Kini Arsya tak kuasa untuk tak menggaruk kepalanya. Sungguh Arsya bingung. Bukankah orang tua ini sendiri tadi yang mengatakan bahwa ia ingin menikahkan anaknya dengan Arsya karena ia tak mampu melunasi utang? Kenapa sekarang ia berkelit?

“Maaf kalau saya salah bicara, Om.” Arsya memilih mengalah. “Tapi tentang menikahi Delisha, mohon maaf saya tidak bisa. Dan tentang utang Om, kalau Om belum bisa melunasi saat ini, tidak apa-apa.”

“Kenapa kamu tidak bisa menikahi Delisha?” cecar Derry.

“Karena saya tidak memiliki perasaan padanya.”

“Kalau soal perasaan, nanti setelah menikah juga kalian bisa saling mencintai.”

“Ini bukan di drama-drama, Om. Perasaan tidak bisa dipaksa,” balas Arsya menyindir perkataan Derry tadi.

“Tentu saja bisa kalau terbiasa. Kamu tidak akan menyesal jika menikahi Delisha.” Derry bersikeras.

Arsya menembuskan napas kasar. “Sebaiknya saya jujur saja pada Om bahwa saya sudah punya pacar.”

Orang yang dimaksud oleh Arsya sebagai pacar itu adalah Abelia. Meski bukan pacarnya, paling tidak Abelia adalah wanita yang sedang didekatinya saat ini. Arsya terpaksa sedikit berbohong untuk menghentikan desakan Derry agar ia menikahi Delisha.

“Pacar? Sejak kapan?” Derry mengernyit.

“Om tidak perlu tahu karena bukan urusan Om,” sahut Arsya.

Derry tersenyum sinis. “Memangnya seperti apa pacar kamu itu?”

“Sudah saya bilang bukan urusan Om.”

“Bukannya apa-apa, Arsya. Wanita sekarang banyak yang menjadi gold-digger, sukanya menguras harta pria kaya sepertimu. Sangat langka wanita yang memiliki tabiat baik di zaman sekarang ini, salah satunya adalah putri saya Delisha. Dia adalah gadis yang santun, tulus, dan memegang kuat adat ketimuran. Kamu akan merasa rugi jika tidak memilihnya sebagai istri.” Derry menasihati.
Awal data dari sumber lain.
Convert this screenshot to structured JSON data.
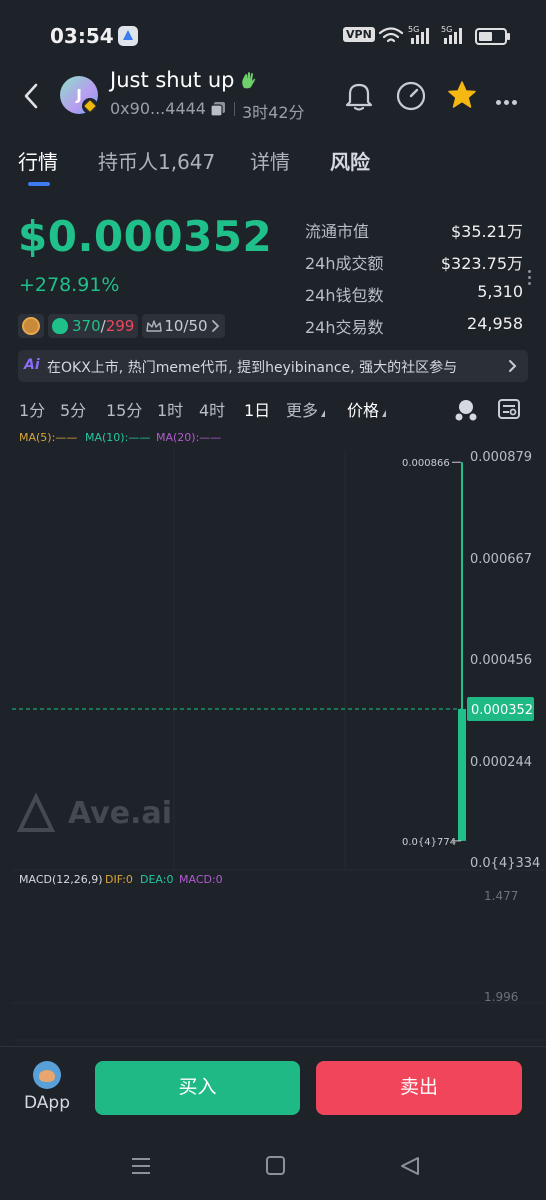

Arsya berdehem. “Terima kasih atas petuahnya, Om,” sindirnya. “Apakah Om ada keperluan lain? Kalau tidak ada, mohon beri saya waktu untuk melanjutkan pekerjaan saya.” Ia menyunggingkan senyumnya.

Mendengar ucapan Arsya, raut ketidaksukaan muncul di wajah Derry.

“Baik, saya akan segera pergi. Saya juga banyak pekerjaan. Permisi,” ujarnya seraya bangkit dan beranjak meninggalkan ruangan Arsya begitu saja.

Sepeninggalan pria paruh baya itu, Arsya menyandarkan tubuhnya di kursi sambil mengembuskan napas kasar. Buyar sudah konsentrasinya untuk bekerja. Ia telah menghabiskan waktunya yang sangat berharga untuk mendengarkan omong kosong yang berputar-putar. Arsya geleng-geleng kepala.

Sekilas, ia menoleh pada layar laptopnya. Lebih baik dilanjutkan nanti saja karena kini perutnya pun sudah terasa lapar. Ia menutup laptopnya dan bermaksud pergi makan siang. Namun sebelum beranjak, ia mengambil ponselnya. Sesaat ia terpaku membaca status di aplikasi chat dari gadis yang dijulukinya Weird Woman.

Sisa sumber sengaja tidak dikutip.